SAN FRANCISCO (CN) – In a victory for humpback whales and environmentalists, the federal government agreed Friday to establish critical habitat protection for endangered or threatened whales by 2020.

The Center for Biological Diversity sued the federal government earlier this year, accusing the National Marine Fisheries Service of not following through on a 2016 plan to designate two groups of Pacific Ocean humpback whales as endangered and a third group as threatened.

One group that feeds off the coast near California includes around 400 whales who are listed as endangered and face injury or death from fishing gear and other hazards.
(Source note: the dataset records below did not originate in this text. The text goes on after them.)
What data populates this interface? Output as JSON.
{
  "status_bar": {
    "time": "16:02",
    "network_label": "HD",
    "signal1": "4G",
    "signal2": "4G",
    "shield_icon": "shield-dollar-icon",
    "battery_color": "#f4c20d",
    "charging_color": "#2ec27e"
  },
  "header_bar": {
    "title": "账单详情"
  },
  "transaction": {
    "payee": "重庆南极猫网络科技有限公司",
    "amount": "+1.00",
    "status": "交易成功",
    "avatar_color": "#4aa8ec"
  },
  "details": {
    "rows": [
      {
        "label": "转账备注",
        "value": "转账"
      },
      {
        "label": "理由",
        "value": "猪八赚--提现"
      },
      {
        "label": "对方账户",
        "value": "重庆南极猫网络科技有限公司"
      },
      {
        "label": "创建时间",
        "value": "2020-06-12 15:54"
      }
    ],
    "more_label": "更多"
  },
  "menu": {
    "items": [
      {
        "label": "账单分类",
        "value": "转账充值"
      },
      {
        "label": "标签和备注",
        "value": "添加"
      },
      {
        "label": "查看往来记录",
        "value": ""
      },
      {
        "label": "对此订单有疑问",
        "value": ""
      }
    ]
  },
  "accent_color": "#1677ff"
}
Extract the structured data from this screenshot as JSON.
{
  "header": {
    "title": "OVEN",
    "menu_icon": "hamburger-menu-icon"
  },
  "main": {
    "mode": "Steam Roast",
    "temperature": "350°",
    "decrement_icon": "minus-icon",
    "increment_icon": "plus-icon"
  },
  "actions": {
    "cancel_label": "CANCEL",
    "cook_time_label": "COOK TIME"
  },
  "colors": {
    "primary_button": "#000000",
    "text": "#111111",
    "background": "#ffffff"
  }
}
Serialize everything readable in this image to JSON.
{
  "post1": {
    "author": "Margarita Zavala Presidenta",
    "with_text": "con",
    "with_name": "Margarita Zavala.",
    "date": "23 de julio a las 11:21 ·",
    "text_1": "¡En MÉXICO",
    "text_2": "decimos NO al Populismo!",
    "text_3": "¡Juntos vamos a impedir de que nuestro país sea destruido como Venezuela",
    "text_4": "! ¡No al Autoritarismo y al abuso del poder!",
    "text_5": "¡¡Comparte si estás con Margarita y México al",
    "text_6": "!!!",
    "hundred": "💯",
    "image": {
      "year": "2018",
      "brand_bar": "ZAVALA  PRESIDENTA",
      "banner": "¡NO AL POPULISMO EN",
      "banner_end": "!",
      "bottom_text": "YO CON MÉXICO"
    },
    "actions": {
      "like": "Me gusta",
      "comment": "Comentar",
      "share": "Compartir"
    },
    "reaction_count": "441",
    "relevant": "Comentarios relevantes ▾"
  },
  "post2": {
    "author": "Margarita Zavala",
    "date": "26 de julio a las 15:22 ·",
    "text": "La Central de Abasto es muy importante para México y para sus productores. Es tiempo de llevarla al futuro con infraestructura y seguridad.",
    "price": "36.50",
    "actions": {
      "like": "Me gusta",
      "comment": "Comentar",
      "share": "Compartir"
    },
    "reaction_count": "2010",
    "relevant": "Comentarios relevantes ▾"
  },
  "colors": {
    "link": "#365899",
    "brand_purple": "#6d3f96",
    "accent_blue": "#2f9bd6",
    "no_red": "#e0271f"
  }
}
In their Northern District of California lawsuit, the center said the federal government “has not made a critical habitat determination (i.e., proposing to designate critical habitat or finding that it would not be prudent to do so) for the Western North Pacific, Mexico, and Central America” populations of humpback whales.

The lawsuit said whales are also in danger from oil spills, being struck by boats and other hazards in the ocean. They called the federal government’s lack of action a violation of the Endangered Species Act.

Since President Donald Trump took office in January 2017, his administration has announced plans to expand offshore oil and gas drilling across the United States, including the West Coast and Alaska.

The center filed a similar lawsuit against state of California claiming fishing lines, crab traps and other gear endangered whales along the Pacific Coast.

On Friday, the parties announced a settlement that would establish critical habitat protections for whale populations in the western North Pacific, Mexico and Central America by 2020. The agreement includes a timeline, beginning with a proposal to the Federal Register by June 2019, for the fisheries service to determine critical habitat.

The environmentalists also asked the judge to dismiss the case.

The federal government agreed to pay $10,000 in attorney fees to the center, which was joined in the action by environmental advocacy groups Turtle Island Restoration Network and Wishtoyo Foundation.

“Today’s victory means Pacific humpback whales will be safer in their ocean home,” said Center for Biological Diversity attorney Catherine Kilduff in a statement. “While delaying these protections, the Trump administration proposed opening the Pacific up to offshore oil drilling and let fishing gear tangle up dozens of humpbacks. This agreement ensures the whales will finally get the protections they need.”

The fisheries service declined to comment.